Hotels for sale?
Melia Braco, a 232-room hotel in Trelawny owned by the National Insurance Fund (NIF) and which used to be its primary income earner, has not reopened since the lockdown due to the novel coronavirus pandemic. Neither has the other remaining property owned by the fund, El Greco Resort in Montego Bay. Sources indicate that both properties might soon come on the market for sale.
Melia Braco resort was upgraded at a cost of $2.5 billion two years ago, but after it was given to the Spanish management chain Melia to manage, it began underperforming expected targets.
The property was last valued as the NIF’s most valuable property in a real estate portfolio valued at around $12 billion in 2017.
The NIF, funded by national insurance contributions and is the source from which pensions and other benefits under the National Insurance Scheme (NIS) are paid, was last reported as seeing mixed results from pandemic conditions. Investment was down in May 2020, but revenue was up, partially due to increased contribution levels and inflows from rentals and dividends.
Colette Roberts Risden, permanent secretary in the Ministry of Labour and the Social Security (MLSS), said in May 2020 that from audited financials for March 2020, investment income had declined year over year. This was primarily due to the fall in the prices of equities and global bonds,brought about by the pandemic.
The resort sector was shuttered under like every hotel last year, and while several across the island have resumed operations, the two NIF properties remain closed. El Greco Resort, owned by the NIF, is the only all suites resort located in Montego Bay, St James, five minutes away from the Sangster International Airport.
All suites come with air-conditioned bedroom/s, living areas, kitchen/kitchenette (with refrigerator) and private balcony.
The Business Observer reached out to the Ministry of Labour and Social Security for information on the properties and also reached out to Ludlow Bowie, director, real estate/property management at the NIF. However, Bowie’s phone rang without an answer, while the MLSS has not responded to e-mails.
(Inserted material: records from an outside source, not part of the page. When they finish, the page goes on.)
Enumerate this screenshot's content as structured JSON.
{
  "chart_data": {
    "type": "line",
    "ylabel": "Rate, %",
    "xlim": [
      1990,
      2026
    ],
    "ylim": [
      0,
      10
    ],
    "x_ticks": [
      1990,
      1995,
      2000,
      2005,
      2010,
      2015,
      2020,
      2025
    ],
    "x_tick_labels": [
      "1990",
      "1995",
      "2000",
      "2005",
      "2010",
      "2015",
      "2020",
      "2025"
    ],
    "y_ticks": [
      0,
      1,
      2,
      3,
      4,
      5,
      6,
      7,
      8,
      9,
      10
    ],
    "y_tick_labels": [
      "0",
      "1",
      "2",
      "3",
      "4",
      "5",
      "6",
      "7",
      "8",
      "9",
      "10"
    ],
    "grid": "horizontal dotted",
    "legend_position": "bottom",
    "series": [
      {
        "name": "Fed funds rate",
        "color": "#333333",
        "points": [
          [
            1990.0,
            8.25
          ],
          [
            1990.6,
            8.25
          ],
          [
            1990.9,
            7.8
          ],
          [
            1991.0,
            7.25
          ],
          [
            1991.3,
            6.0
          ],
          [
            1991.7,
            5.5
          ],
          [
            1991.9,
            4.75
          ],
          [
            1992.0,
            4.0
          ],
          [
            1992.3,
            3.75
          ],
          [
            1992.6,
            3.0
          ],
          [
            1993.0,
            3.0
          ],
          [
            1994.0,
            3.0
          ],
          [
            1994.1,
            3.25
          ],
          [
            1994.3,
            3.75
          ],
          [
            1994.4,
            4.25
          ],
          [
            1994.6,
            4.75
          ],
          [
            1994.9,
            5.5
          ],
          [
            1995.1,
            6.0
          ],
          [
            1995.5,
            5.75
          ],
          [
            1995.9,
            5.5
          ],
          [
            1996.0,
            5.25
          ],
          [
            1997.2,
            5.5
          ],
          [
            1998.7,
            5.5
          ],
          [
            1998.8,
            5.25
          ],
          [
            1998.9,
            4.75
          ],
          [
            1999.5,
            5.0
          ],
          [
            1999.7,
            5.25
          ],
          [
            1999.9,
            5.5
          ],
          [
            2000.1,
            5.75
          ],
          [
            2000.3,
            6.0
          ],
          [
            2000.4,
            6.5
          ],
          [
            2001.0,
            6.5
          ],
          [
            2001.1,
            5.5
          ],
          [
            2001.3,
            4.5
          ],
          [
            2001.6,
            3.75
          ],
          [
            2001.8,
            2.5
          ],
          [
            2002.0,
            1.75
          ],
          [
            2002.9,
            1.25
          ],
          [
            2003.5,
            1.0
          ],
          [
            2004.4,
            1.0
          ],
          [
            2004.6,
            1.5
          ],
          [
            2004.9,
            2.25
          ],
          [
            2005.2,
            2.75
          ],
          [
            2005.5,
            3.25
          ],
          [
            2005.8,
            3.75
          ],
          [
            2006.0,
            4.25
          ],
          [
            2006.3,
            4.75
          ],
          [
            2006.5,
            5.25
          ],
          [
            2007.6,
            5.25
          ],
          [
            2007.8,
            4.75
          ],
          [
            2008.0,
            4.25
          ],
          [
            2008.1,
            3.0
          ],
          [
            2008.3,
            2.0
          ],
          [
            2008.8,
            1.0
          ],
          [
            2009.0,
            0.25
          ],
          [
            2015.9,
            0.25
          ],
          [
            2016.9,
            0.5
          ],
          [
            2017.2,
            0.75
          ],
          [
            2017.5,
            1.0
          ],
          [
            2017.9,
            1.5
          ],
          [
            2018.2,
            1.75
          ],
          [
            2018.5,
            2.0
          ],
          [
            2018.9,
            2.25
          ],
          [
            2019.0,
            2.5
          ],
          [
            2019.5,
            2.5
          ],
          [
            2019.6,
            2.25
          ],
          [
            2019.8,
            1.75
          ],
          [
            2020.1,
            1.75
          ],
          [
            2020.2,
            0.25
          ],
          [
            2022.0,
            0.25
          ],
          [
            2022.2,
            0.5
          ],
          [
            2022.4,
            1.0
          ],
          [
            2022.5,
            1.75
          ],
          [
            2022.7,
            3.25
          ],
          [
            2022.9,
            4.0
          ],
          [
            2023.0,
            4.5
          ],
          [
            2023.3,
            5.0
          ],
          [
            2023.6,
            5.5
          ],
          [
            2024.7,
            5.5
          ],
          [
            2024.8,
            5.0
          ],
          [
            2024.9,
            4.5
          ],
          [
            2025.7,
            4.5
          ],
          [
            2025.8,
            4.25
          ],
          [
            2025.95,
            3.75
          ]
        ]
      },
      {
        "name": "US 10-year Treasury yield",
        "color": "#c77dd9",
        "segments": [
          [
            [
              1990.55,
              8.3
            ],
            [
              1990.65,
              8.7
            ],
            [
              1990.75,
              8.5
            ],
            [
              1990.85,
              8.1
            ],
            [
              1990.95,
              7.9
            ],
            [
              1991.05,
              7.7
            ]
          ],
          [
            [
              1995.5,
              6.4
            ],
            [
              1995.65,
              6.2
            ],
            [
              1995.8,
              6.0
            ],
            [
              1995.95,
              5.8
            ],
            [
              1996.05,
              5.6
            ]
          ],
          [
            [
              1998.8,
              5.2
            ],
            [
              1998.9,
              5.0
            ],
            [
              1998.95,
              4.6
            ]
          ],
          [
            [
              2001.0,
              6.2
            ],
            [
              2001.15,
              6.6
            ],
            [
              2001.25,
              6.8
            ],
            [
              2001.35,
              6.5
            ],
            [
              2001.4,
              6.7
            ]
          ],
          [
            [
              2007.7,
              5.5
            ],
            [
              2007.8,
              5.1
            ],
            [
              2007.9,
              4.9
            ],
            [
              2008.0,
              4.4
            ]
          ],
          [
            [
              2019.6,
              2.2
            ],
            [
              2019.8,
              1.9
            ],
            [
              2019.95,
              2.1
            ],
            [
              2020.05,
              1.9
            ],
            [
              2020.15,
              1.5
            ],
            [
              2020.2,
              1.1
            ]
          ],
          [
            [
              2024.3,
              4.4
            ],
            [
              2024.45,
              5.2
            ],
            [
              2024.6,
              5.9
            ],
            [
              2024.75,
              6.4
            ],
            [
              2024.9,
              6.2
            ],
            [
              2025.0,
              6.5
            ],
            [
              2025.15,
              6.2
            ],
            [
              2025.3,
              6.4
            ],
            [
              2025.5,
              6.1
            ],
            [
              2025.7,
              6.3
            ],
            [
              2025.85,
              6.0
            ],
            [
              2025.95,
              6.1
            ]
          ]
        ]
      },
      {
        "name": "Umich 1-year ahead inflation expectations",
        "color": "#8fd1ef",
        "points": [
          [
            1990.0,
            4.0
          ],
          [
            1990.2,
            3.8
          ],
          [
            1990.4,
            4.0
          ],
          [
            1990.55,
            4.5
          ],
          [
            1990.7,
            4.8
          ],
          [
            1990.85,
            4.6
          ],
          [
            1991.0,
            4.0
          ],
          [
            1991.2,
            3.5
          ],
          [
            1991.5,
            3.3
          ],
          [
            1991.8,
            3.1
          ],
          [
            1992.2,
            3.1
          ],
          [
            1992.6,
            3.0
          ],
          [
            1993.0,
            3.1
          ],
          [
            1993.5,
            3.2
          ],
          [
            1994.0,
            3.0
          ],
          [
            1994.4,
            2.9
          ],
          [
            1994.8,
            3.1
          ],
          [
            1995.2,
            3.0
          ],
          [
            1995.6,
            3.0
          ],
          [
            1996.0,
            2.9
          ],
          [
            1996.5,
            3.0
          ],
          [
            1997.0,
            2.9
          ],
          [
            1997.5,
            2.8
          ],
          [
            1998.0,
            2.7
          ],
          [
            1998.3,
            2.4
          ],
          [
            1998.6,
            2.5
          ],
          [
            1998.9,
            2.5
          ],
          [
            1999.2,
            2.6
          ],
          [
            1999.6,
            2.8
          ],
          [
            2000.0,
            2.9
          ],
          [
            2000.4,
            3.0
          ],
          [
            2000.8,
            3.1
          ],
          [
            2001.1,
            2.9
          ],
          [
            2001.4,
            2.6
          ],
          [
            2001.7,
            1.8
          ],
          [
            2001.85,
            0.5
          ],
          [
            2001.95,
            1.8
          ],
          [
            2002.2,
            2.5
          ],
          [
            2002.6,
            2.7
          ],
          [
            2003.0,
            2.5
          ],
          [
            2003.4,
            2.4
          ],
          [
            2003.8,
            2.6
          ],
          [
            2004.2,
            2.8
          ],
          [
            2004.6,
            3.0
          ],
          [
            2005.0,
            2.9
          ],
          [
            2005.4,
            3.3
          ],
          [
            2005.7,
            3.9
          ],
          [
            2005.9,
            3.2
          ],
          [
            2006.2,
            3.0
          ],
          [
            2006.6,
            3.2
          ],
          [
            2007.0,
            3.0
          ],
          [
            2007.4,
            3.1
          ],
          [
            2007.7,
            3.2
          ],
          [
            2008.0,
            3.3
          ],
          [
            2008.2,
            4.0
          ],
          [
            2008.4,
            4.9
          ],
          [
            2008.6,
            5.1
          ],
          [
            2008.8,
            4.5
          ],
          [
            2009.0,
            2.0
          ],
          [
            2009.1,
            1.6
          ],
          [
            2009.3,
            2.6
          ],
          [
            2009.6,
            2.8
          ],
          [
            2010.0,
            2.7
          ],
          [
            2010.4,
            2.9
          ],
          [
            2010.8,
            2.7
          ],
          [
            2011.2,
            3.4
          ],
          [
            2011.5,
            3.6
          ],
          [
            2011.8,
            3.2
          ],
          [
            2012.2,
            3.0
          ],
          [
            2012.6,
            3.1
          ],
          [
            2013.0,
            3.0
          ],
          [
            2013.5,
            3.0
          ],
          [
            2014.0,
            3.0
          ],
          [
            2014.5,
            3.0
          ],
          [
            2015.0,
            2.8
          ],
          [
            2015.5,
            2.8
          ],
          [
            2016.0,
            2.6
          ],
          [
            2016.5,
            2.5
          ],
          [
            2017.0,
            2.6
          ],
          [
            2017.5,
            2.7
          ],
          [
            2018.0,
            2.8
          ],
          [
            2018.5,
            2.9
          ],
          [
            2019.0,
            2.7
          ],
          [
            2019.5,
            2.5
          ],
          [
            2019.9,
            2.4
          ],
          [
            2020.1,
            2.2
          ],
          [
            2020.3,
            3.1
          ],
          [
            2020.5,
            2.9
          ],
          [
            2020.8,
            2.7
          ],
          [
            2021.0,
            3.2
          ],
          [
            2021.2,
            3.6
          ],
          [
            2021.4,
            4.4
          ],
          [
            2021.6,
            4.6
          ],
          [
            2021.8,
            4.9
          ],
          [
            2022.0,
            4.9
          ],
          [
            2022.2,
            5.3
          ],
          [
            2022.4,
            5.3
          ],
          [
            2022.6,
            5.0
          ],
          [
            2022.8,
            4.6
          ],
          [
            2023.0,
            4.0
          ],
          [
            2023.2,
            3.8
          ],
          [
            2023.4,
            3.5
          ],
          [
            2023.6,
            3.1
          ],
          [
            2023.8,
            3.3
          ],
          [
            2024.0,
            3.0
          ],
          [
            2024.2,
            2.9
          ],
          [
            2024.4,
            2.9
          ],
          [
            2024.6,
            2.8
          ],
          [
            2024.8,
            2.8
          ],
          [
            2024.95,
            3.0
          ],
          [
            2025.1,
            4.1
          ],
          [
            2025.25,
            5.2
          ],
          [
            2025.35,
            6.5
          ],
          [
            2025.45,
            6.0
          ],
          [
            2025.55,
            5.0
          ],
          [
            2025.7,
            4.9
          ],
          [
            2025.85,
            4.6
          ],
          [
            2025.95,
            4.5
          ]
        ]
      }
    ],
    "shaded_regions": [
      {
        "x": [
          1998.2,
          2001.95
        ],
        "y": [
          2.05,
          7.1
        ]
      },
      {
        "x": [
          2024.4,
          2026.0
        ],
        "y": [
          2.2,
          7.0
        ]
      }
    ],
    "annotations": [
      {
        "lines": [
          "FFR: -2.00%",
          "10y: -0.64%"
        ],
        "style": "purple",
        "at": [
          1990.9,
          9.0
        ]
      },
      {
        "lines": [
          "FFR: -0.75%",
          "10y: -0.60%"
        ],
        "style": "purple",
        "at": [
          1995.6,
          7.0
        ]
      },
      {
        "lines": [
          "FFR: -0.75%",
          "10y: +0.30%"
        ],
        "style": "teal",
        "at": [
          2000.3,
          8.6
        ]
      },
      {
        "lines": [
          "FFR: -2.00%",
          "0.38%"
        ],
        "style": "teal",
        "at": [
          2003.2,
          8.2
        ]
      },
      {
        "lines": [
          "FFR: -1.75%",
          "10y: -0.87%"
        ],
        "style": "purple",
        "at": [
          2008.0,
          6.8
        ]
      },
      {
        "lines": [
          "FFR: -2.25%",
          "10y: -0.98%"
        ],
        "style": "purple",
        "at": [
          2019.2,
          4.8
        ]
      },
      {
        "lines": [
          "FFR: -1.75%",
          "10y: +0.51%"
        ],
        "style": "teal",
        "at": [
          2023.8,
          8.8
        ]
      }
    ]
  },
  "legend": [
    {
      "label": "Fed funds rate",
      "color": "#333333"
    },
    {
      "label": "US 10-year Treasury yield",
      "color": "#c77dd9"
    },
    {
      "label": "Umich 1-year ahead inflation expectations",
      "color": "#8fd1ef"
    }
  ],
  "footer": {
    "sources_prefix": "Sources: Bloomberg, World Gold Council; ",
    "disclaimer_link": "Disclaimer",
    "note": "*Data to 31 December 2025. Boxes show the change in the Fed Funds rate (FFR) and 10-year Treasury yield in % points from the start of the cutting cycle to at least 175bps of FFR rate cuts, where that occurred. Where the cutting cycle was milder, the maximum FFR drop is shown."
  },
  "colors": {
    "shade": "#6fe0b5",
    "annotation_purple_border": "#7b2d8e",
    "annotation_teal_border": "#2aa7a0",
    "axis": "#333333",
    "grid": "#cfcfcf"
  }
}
Braco made pre-tax losses of US$5.05 million at last report in 2016, which was said to be the first full year of operation under management company Melia Hotels International. The Spanish chain was contracted by State pension fund NIF, through the NIF Resort Management Company Limited, to market and manage the hotel.
Projections for the first five years of operation from 2016 to 2020 were for the hotel to deliver gross operating profit every year ranging from US$4.87 million in year one to US$$7.3 million in year five. The level of return was based on average occupancy rates of 63-67 per cent over the period.
In January 2021, Auditor General Pamela Monroe Ellis highlighted what she described as weaknesses in the management and execution of the renovation, refurbishing and subsequent operations of the Melia Braco Village Resort.
The MLSS has oversight of the fund which pays pensioners. At last report, more than 74 per cent of the State pension fund’s portfolio was in government securities, and another 15 per cent was in real estate, inclusive of hotel properties. At March 31, 2020 the fund’s total assets were valued at approximately $112.22 billion (unaudited), an increase of 4.41 per cent over March 2019.